= Spex (theatre) =

Swedish and Finnish form of comedy theatre

Spex (speksi in Finnish) is a form of amateur comedy theatre act performed by university students in Sweden and parts of Finland. University cities, such as Gothenburg, Lund, Uppsala, and Linköping have long-running traditions of spex. The word is likely derived from abbreviated student slang for spektakel (spectacle; scene; show). This form of comedy theatre may also be known as gyckel (buffoonery), when performed at a gask.

==History==
The first spexes were performed possibly as early as the 16th century in Uppsala. Local students were practising Latin by writing short plays in Latin, called spexes. These performances were performed by male-only casts, as all the students at that time were male, and the tradition of gender switching for roles continues today. Over the next 300 years the spexes developed into their modern form, which emerged around 1850 at Uppsala University.

The first spexes in Finland were performed at the Helsinki University of Technology at the beginning of the 20th century.

==Characteristics==
Spexes are always amateur productions, written and performed by students, and often have a historical theme.
Other prominent features of spexes are the musical-like mix of song (mostly popular hits with new parodic lyrics) and dialogue (often featuring rhyme), and heavy use of satire and parody.

One of the distinguishing features of spex as opposed to other forms of theatre is the central prominence of audience participation. The audience have established lines, shouting "Restart!" (Swedish: Omstart!/Omtag!) or "One more time!" (Swedish: En gång till!) if they consider the current scene to be of particularly high quality. The actor is then expected to improvise the scene or punchline in a new way. There are also several other commands that the audience can give, such as demanding that the actors should perform the current scene backwards, in slow-motion, or in another language.

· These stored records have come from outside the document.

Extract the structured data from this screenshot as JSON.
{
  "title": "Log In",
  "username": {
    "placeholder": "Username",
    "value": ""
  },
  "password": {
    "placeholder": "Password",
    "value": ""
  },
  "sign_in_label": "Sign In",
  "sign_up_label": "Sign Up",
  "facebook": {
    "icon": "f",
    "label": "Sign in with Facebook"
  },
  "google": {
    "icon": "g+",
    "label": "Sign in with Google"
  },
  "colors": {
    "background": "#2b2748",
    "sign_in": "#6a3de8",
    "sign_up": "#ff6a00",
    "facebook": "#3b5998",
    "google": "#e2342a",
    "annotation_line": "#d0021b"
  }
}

While spexes are typically in Swedish or Finnish, at least all Physicist Spex (Fyysikkospeksi, Aalto University, Finland) productions to date have been translated into English for a visiting performance in Stockholm, Sweden. The English translation is now also performed in Finland, to provide the unusual event of a spex aimed specifically at an audience of English-speaking students. As Swedish universities become increasingly internationalized in student life, there is a growing trend of spex performances being conducted in English. One notable example is Handelsspexet at the Stockholm School of Economics, which began writing their scripts in English for their 2021 show as early as 2020. However, the 2021 show was canceled due to the COVID-19 pandemic. It was eventually performed in 2022 instead, fully transitioning to English for that year's production. At the KTH Royal Institute of Technology in Stockholm, Sweden, the first Spex in English was performed in 2022 by the English Theater Improv Club.

==Gyckel==
When performed at a Gask, this form of theatre may be known as gyckel or jyckel. A gyckel typically involves a group of students singing a song or performing a play lasting no more than a few minutes. There are several unwritten rules, such as that the gyckel must have been written by the performers and be presented for the first time at the gask. The gyckel should also feature sarcastic and/or satirical humor.

At a gask with guests from different faculties it is usually expected that each faculty performs its own gyckel. Others may also report that they will be performing a gyckel to the toastmaster, who will then announce when the time has come for a certain group to perform their gyckel.